After 57 years Bonnie Brae Golf Club is closing at the end of June. The decision was made this last weekend by course owner Sonny Willimon.
“I have been trying to decide what to do and this weekend it just became clear to me that it was time to close things down,” he said. “The most difficult thing I have had to do was tell my employees that we had to close down,” added Willimon.
The course near Donaldson Center was built by Willimon’s father who developed the course on family farm land. The first nine holes were built in 1961 and the final nine holes was built in 1964.
“My father designed and built the course back when there were not many courses in Greenville. There was Paris Mountain, HIllandale, Piedmont (Lakeview) and the private clubs, but this was a major undertaking when it was built,”‘ said Willimon.
The son of the builder remembers his father gathering up the eggs from the chickens on the farm and selling them to buy pipe and supplies to build the golf course.
Being one of the first courses that was not just for members the club enjoyed success. In the early 2000’s Bonnie Brae built a new modern clubhouse to replace an old farm building that acted as the center of the course for many years.
“My family lived on the course back when it was a farm. In fact my father grew up in a house that was on the second hole. This place has been special to everyone in our family for a long time,” said the owner.
When the great recession hit in 2008 it hit the golf business very hard. In the Bonnie Brae area four courses competed for a limited number of golfers. When the recession finally ended, not all the golfers came back.
“The golf business was very different after the recession. We did everything we could do to bring back golfers, but there were some players who just found other things to do,” he said.
The final blow to Wilimon’s hope of revitalizing the course came this past winter. Many courses suffered from severe winter kill, but it was particularly hard on the greens at the course and it has affected the number of rounds played at Bonnie Brae.
“Our greens are old fashioned and we thought about re-spriging the trouble spots or rebuilding parts of the greens. Our greens would have to be totally rebuilt and that would mean closing the course for almost a whole season. Economically that would have killed us. I just didn’t see any way we could get through this year,” Willimon said.
Willimon is not ruling out the possibility of someone buying the course and keep it operating as a golf club, but he is not optimistic. His immediate plans include selling off the clubs assets like course maintenance equipment and pro shop inventory.

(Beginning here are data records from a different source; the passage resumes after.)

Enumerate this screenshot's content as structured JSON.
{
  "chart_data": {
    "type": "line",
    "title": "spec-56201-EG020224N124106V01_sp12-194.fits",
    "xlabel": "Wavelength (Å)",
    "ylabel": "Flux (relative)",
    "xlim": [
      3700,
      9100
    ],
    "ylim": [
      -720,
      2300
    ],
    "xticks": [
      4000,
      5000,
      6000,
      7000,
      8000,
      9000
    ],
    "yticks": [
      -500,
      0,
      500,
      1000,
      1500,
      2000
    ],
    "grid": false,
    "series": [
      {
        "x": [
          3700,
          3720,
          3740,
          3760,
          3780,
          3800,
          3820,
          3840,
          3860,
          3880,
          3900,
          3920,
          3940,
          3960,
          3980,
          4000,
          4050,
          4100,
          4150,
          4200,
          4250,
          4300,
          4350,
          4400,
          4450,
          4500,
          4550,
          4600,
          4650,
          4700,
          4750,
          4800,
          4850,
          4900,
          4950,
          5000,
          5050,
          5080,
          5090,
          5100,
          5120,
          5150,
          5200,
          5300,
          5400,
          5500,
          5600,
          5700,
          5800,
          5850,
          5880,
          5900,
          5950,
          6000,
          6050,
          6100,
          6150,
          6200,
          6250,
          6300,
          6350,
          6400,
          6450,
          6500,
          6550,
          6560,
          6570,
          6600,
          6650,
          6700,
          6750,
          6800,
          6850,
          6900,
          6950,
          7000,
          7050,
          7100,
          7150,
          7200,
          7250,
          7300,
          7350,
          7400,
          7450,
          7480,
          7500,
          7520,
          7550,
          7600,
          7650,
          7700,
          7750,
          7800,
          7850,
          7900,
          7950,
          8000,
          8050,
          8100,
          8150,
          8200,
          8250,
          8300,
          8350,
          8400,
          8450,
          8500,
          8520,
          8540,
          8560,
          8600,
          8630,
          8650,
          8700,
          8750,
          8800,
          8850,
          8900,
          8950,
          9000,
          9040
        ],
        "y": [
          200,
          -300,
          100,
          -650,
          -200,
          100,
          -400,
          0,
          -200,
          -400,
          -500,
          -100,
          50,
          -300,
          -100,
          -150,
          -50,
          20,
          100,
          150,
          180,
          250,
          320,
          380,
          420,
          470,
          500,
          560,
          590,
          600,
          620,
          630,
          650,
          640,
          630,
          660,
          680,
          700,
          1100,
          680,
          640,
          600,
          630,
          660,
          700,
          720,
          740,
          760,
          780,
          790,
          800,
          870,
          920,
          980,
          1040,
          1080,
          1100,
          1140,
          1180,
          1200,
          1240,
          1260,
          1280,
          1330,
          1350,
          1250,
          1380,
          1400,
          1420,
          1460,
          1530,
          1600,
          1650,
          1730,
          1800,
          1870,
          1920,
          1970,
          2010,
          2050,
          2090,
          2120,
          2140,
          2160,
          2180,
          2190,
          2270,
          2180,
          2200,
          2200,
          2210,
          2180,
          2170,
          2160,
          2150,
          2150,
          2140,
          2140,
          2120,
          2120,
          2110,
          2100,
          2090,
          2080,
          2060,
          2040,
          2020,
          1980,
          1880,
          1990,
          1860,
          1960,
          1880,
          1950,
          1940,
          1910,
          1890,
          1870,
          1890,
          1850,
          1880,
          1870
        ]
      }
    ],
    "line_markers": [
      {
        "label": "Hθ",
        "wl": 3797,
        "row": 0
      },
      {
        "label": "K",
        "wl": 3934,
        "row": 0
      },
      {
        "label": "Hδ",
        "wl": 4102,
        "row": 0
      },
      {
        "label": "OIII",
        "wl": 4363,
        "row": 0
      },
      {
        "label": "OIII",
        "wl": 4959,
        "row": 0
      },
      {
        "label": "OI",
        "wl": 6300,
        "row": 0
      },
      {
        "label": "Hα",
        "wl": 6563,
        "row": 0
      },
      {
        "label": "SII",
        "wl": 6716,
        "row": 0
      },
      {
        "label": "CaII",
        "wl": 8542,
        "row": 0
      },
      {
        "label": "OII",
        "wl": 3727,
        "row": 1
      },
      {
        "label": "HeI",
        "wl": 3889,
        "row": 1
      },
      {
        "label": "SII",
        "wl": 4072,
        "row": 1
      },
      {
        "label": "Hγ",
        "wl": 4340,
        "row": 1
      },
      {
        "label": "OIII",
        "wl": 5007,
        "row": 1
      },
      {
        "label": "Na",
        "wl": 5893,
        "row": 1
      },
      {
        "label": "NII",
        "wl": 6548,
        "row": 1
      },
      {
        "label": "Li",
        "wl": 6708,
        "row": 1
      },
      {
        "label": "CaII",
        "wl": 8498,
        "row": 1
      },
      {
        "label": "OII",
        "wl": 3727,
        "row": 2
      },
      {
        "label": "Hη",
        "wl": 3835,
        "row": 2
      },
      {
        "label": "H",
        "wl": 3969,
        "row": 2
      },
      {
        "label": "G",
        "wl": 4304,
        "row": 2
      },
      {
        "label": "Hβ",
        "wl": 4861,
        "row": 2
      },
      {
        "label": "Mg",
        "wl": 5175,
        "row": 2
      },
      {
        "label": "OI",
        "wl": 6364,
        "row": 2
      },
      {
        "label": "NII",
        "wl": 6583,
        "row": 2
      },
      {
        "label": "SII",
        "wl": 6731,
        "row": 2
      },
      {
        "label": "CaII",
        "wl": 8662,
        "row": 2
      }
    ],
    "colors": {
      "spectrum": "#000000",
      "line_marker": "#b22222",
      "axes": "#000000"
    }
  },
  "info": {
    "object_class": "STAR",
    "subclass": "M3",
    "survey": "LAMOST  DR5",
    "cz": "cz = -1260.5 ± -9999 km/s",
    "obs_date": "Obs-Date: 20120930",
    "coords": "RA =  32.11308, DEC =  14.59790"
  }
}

“With all our family history here I would love to see someone come in and keep the course going. I have not made any decisions about the future of the property. Everyone knows that golf courses are now more valuable as property for development then they are for golf so that could be a possibility,” he said.
While Willimon considers options he hopes he can help find work for the club employees.
Club pro Dale Heflin is one of those employees who will be out of a job. Heflin came to the course when he was 18 years old and he has worked at Bonnie Brae for 28 years. Other employees have been with the club even longer.
“It came out of the blue and I am having trouble getting my head around it,” he said. “I have spent most of my life at this job and I sure wasn’t thinking about getting back into the job market now,” said Heflin.
Bonnie Brae’s closing is the second golf course in the area that has recently closed. Last year Donaldson Golf Course, just down the road, closed when the Donaldson Center did not renew the operators lease.
Golfers in the area still have Lakeside and Legacy Pines in the immediate area that are open to the public for daily fee play.
“I want all the golfers who have played here and supported our course to know how much we have appreciated them and they need to know how much we are going to miss seeing them,” concluded Willimon.